Un nouveau champ qui prend aussi toute sa place dans cet espace, rythmé par des concerts. Déjà lancés, ils devraient marquer l’année 2021. Une manière agréable de faire découvrir le lieu, dans le strict respect des mesures sanitaires.

Elles seront d’ailleurs scrupuleusement appliquées pour les moments festifs qui s’annoncent, comme le marché de Noël. « Ce sera l’un des temps forts avec des producteurs engagés, locaux, des créateurs… », détaille Arnaud Castagnede, qui ne désespère pas d’organiser le Grand Banquet, annulé le mois dernier en raison de la Covid-19. Les rendez-vous d’entreprises ne manqueront pas non plus d’animer la structure.

« Il en faudrait 50 des Cloîtres à Marseille finalement »

Souvent lorsqu’est évoqué l’avenir du Cloître, Bruno Galy se plait à répondre : « Si je vous dis ce que ça va devenir aujourd’hui, c’est que je ne suis pas dans le projet ». Lui, rêve « d’encore plus » et « d’encore plus grand ». Au regard des actions menées par Apprentis d’Auteuil dans les différents quartiers populaires de la cité phocéenne, il estime qu’« il en faudrait 50 des Cloîtres à Marseille finalement ».

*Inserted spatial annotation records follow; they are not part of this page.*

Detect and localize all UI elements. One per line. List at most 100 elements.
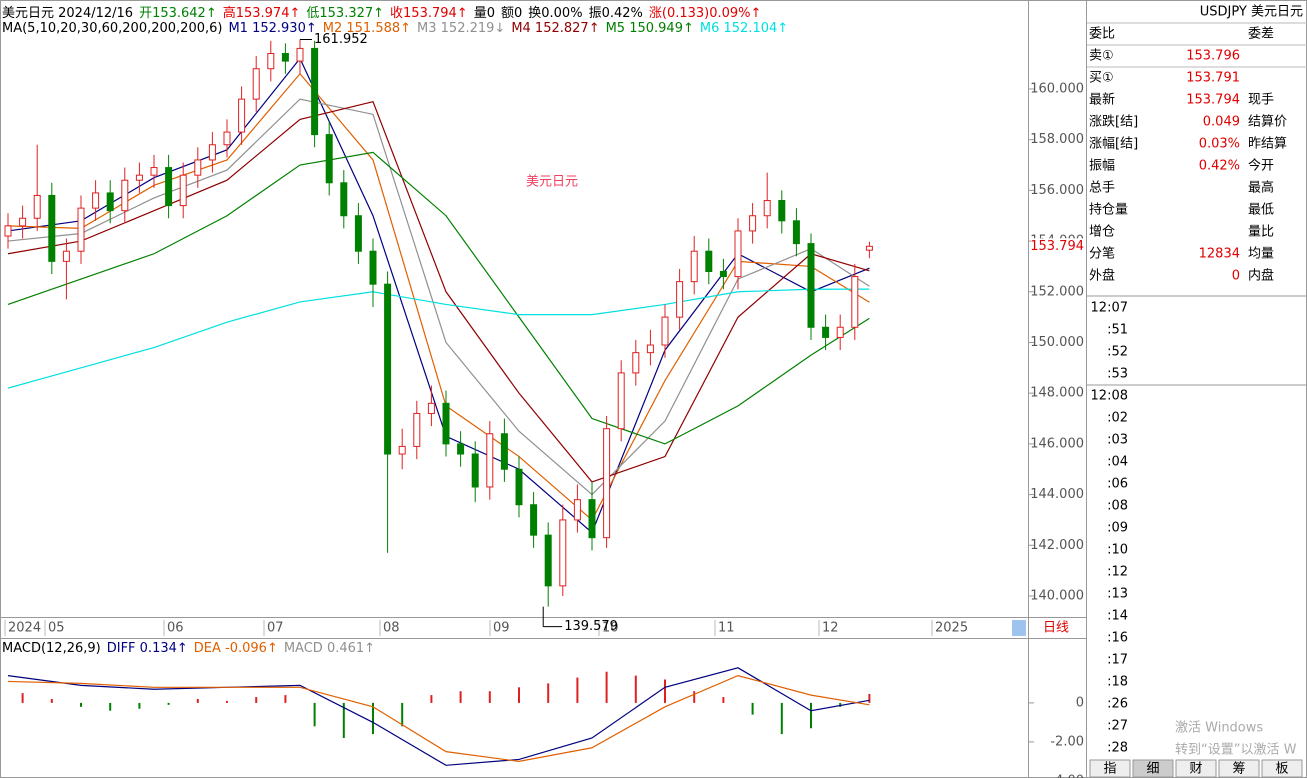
- row-value: 153.794: [1186, 93, 1240, 108]
- line: [7, 151, 870, 445]
- row-value: 0: [1232, 269, 1240, 284]
- candle-body: [690, 250, 698, 283]
- legend-item: M4 152.827↑: [511, 21, 600, 36]
- tab-label[interactable]: 板: [1275, 762, 1288, 777]
- candle-body: [734, 230, 742, 278]
- watermark: 美元日元: [526, 175, 578, 190]
- y-tick-label: -4.00: [1050, 773, 1084, 778]
- candle-body: [106, 192, 114, 212]
- row-label: 卖①: [1089, 49, 1114, 64]
- candle-body: [500, 433, 508, 470]
- time-row: :26: [1107, 697, 1128, 712]
- candle-body: [121, 179, 129, 212]
- candle-body: [676, 281, 684, 318]
- candle-body: [135, 174, 143, 181]
- candle-body: [340, 182, 348, 217]
- x-tick-label: 08: [383, 621, 400, 636]
- candle-body: [62, 250, 70, 262]
- row-label2: 量比: [1248, 225, 1274, 240]
- row-label: 涨跌[结]: [1089, 114, 1138, 130]
- row-label: 涨幅[结]: [1089, 137, 1138, 152]
- candle-body: [150, 167, 158, 176]
- time-row: :17: [1107, 653, 1128, 668]
- time-row: :03: [1107, 433, 1128, 448]
- header-item: 高153.974↑: [222, 6, 301, 21]
- line: [7, 288, 870, 389]
- header: 美元日元 2024/12/16 开153.642↑ 高153.974↑ 低153.32…: [2, 2, 761, 21]
- candle-body: [807, 243, 815, 328]
- candle-body: [851, 276, 859, 328]
- tab[interactable]: [1175, 759, 1217, 778]
- legend-item: DIFF 0.134↑: [106, 641, 188, 656]
- candle-body: [267, 52, 275, 70]
- candle-body: [427, 402, 435, 414]
- candle-body: [573, 499, 581, 521]
- header-item: 开153.642↑: [139, 6, 217, 21]
- row-label: 委比: [1089, 27, 1115, 42]
- macd-legend: MACD(12,26,9) DIFF 0.134↑ DEA -0.096↑ MACD …: [2, 641, 375, 656]
- y-tick-label: 160.000: [1030, 81, 1084, 96]
- tab[interactable]: [1261, 759, 1303, 778]
- candle-body: [632, 352, 640, 374]
- candle-body: [19, 217, 27, 227]
- tab-label[interactable]: 细: [1146, 762, 1159, 777]
- row-label: 外盘: [1089, 268, 1115, 284]
- time-row: :09: [1107, 521, 1128, 536]
- tab-label[interactable]: 指: [1103, 762, 1116, 777]
- last-price-box: [1031, 238, 1085, 255]
- candle-body: [457, 443, 465, 455]
- candle-body: [471, 453, 479, 488]
- os-watermark: 激活 Windows: [1175, 721, 1263, 736]
- y-tick-label: 156.000: [1030, 183, 1084, 198]
- row-label2: 昨结算: [1248, 137, 1287, 152]
- y-tick-label: 150.000: [1030, 335, 1084, 350]
- scroll-button[interactable]: [1012, 620, 1026, 636]
- candle-body: [369, 250, 377, 285]
- candle-body: [77, 207, 85, 252]
- candle-body: [238, 98, 246, 133]
- candle-body: [398, 445, 406, 455]
- candle-body: [311, 47, 319, 136]
- row-label: 持仓量: [1089, 203, 1128, 218]
- time-row: :18: [1107, 675, 1128, 690]
- candle-body: [836, 326, 844, 338]
- line: [7, 674, 870, 763]
- row-label2: 最高: [1248, 180, 1274, 196]
- candle-body: [208, 144, 216, 161]
- candle-body: [486, 433, 494, 488]
- tab[interactable]: [1089, 759, 1131, 778]
- header-item: 振0.42%: [588, 6, 643, 21]
- tab[interactable]: [1218, 759, 1260, 778]
- legend-item: M1 152.930↑: [228, 21, 317, 36]
- candle-body: [442, 402, 450, 445]
- candle-body: [296, 47, 304, 62]
- legend-item: M2 151.588↑: [322, 21, 412, 36]
- tab-label[interactable]: 财: [1189, 762, 1202, 777]
- x-tick-label: 07: [267, 621, 284, 636]
- x-tick-label: 09: [493, 621, 510, 636]
- time-row: :02: [1107, 411, 1128, 426]
- tab[interactable]: [1132, 759, 1174, 778]
- candle-body: [544, 534, 552, 587]
- annotation: 161.952: [314, 32, 368, 47]
- row-label: 增仓: [1089, 225, 1115, 240]
- header-item: 额0: [500, 6, 523, 21]
- row-value: 0.049: [1203, 115, 1240, 130]
- line: [7, 100, 870, 483]
- header-item: 换0.00%: [528, 6, 583, 21]
- time-row: :51: [1107, 323, 1128, 338]
- row-label2: 委差: [1248, 27, 1274, 42]
- line: [7, 72, 870, 521]
- row-value: 0.42%: [1199, 159, 1240, 174]
- y-tick-label: 0: [1076, 695, 1084, 710]
- header-item: 收153.794↑: [390, 6, 468, 21]
- time-row: :16: [1107, 631, 1128, 646]
- y-tick-label: 144.000: [1030, 487, 1084, 502]
- candle-body: [646, 344, 654, 354]
- tab-label[interactable]: 筹: [1232, 761, 1245, 777]
- annotation: 139.579: [564, 619, 618, 634]
- candle-body: [384, 283, 392, 455]
- row-value: 12834: [1199, 247, 1240, 262]
- time-row: :04: [1107, 455, 1128, 470]
- candle-body: [413, 412, 421, 447]
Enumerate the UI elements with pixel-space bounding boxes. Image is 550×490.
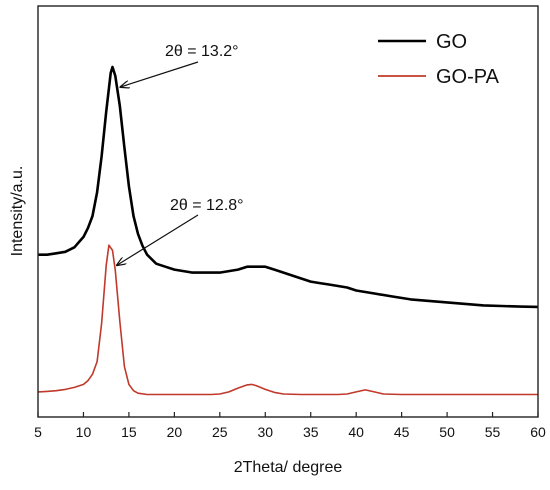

En attendant, il se dit très satisfait « de la manière dont ça se passe », suivant le respect d’une éthique commune : « celle de croire en chacun de ceux que nous rencontrons et de leurs capacités à devenir. C’est ça, finalement, la force du Cloître : cette énergie, cette confiance, quels que soient ses freins, ses difficultés, son histoire, quelle que soit sa couleur, quelle que soit sa religion, c’est vraiment ça qui nous habite et, aujourd’hui, je pense que tous ceux qui s’engagent de façon juridique, à travers une charte ou un partenariat signé, c’est ce qu’ils défendent. On voit bien que l’on est dans des mondes différents, mais qu’on se retrouve tous à faire de belles choses ».